A partir de hoje e até dia 12 de novembro, o mundo se volta para Glasgow, na Escócia, onde representantes de 200 países - inclusive o Brasil - estarão reunidos na Conferência das Nações Unidas sobre Mudanças Climáticas (COP26). O evento é considerado chave para reforçar o combate ao aquecimento global e proteger o Planeta. E também para estabelecer novos compromissos de redução na emissão desses gases. A meta tem sido de evitar que a temperatura do Planeta suba além de 2 graus até o fim do século.


Mas qual a relação entre esse debate e as chuvas intensas e ressacas mais constantes da Baixada Santista? Antes, é preciso analisar os números.


Dados obtidos junto à Defesa Civil de Santos, colhidos a partir do monitoramento feito pelo Núcleo de Pesquisas Hidrodinâmicas da Unisanta, mostram uma intensificação dos estados de atenção e alerta para as ressacas.

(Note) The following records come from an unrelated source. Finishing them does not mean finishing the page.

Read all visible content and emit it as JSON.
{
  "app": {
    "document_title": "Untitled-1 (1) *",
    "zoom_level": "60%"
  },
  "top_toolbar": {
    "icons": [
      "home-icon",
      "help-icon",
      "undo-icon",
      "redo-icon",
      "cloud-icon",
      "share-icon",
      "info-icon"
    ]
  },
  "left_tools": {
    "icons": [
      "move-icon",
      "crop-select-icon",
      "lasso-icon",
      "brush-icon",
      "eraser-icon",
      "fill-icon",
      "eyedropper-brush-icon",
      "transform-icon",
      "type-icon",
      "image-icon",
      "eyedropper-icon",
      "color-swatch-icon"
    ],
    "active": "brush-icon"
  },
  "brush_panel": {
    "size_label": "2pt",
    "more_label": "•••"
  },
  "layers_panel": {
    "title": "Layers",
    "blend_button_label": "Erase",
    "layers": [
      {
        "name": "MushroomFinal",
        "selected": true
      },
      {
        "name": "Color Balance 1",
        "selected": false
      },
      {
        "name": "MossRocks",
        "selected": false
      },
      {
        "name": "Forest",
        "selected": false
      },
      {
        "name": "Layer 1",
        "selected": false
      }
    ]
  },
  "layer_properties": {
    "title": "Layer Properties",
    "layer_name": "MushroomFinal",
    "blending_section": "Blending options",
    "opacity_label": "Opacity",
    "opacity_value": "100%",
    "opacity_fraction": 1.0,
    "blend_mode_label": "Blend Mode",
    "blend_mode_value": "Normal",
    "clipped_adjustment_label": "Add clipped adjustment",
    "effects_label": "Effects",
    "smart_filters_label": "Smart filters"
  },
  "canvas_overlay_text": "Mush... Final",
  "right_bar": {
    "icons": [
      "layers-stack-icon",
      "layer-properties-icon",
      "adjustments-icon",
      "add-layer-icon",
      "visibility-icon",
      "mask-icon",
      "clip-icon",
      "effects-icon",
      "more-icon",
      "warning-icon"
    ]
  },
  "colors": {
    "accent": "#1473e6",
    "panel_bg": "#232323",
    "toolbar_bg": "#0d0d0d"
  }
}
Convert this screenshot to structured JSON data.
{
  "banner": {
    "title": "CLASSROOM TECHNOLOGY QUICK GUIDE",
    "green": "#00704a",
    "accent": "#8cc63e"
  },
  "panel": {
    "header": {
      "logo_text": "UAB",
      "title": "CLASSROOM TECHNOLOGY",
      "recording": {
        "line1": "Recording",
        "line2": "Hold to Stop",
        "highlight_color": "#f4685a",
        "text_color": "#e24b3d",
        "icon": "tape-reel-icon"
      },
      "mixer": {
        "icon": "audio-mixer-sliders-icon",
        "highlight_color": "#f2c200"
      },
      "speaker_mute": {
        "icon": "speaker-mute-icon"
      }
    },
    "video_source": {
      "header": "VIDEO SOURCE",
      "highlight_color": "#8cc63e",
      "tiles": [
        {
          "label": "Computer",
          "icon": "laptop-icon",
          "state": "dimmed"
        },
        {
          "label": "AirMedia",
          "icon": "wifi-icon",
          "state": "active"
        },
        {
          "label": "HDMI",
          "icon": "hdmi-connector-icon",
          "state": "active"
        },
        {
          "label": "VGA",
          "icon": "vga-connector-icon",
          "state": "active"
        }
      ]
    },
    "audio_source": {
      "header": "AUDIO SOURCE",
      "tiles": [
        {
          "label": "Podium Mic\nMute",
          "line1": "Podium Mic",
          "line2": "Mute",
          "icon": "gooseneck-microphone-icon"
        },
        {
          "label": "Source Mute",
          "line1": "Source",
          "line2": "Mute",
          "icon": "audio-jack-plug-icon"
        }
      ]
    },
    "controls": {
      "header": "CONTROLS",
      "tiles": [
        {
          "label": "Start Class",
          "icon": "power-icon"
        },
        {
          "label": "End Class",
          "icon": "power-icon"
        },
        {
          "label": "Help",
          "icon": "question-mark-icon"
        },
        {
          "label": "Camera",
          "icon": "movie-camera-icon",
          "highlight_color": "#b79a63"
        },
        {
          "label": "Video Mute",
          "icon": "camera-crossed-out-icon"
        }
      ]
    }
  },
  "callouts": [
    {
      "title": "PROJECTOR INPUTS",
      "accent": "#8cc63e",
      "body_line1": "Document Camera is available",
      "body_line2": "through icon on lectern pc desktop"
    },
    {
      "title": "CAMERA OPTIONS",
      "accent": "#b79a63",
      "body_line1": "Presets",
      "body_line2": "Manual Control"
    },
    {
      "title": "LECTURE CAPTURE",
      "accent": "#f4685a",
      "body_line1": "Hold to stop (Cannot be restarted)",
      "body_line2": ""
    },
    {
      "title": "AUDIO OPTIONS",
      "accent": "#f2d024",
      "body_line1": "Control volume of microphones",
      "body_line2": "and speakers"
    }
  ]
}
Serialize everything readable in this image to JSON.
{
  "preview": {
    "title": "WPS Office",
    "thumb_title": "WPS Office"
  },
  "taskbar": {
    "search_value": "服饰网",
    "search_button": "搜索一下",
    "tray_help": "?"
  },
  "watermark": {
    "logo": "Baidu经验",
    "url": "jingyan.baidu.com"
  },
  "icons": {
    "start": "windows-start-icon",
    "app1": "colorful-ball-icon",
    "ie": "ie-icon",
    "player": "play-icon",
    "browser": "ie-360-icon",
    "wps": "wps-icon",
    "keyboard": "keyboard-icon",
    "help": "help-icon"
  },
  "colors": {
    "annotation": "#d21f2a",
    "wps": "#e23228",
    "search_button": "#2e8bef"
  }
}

No estado de atenção, os ventos sopram entre 40 e 60 km/h, com ondas entre 2 e 3 metros. Para o estado de alerta, os ventos têm mais de 60 km/h, com ondas acima de 3 metros. Em 2015, foram 14 estados de atenção e um de alerta. Em 2019, foram 20 situações de atenção e três de alerta.


Chuvas

O mesmo acontece com as chuvas, com índices pluviométricos intensos em curtos períodos de tempo. A Defesa Civil de Santos dispõe de dados sobre chuvas desde 1940, quando o índice anual pouco passava de 2 mil milímetros. Em 2019, o índice foi de 3.296 e, em 2020, 3.339, com uma concentração anormal de chuva nos meses de fevereiro e março, mês em que ocorreram deslizamentos de terra em Santos e Guarujá, provocando mais de 20 mortes e dezenas de desabrigados.


 Ressacas mais fortes e com ventos mais intensos; chuvas em maior volume e em intervalos mais curtos: efeitos das mudanças climáticas já percebidos na região. No ano passado e neste, a intensidade das chuvas provocou deslizamento de terras em encostas de morros de Santos e Guarujá
Ressacas mais fortes e com ventos mais intensos; chuvas em maior volume e em intervalos mais curtos: efeitos das mudanças climáticas já percebidos na região. No ano passado e neste, a intensidade das chuvas provocou deslizamento de terras em encostas de morros de Santos e Guarujá   Foto: Vanessa Rodrigues/AT

Causa e efeito

“Estabelecer a relação entre causa e efeito não é simples, mas no caso do ciclo hidrológico, um dos impactos das mudanças climáticas é esse mesmo: secas prolongadas e chuvas muito intensas em espaço de tempo muito curto. Esse tipo de impacto está previsto no IPCC”, diz Fábio Feldmann, ex-secretário de Meio Ambiente de São Paulo, deputado constituinte e especialista em mudanças climáticas.


Feldmann defende, inclusive, que a Serra do Mar receba legislação protetiva extra, acompanhando o que prevê o Artigo 225 da Constituição Federal, que a classificou como patrimônio nacional. “Com o aumento dos desastres naturais e chuvas intensas, essa área vai ficar ainda mais vulnerável. E isso não é bom para a Baixada Santista”, diz.


“Os efeitos não são exclusivos de Santos ou das cidades vizinhas, mas do planeta todo. Mas o que as pessoas precisam entender é que uma mudança que acontece em uma parte do mundo altera a dinâmica climática de todo o Planeta”, reforça Eduardo Osokawa, chefe da Seção de Mudanças Climáticas (Seclima) da Secretaria de Meio Ambiente de Santos.


Plano de ação

A Seclima finaliza nas próximas semanas um Plano de Ação Climática para Santos, que deverá ser apresentado em dezembro.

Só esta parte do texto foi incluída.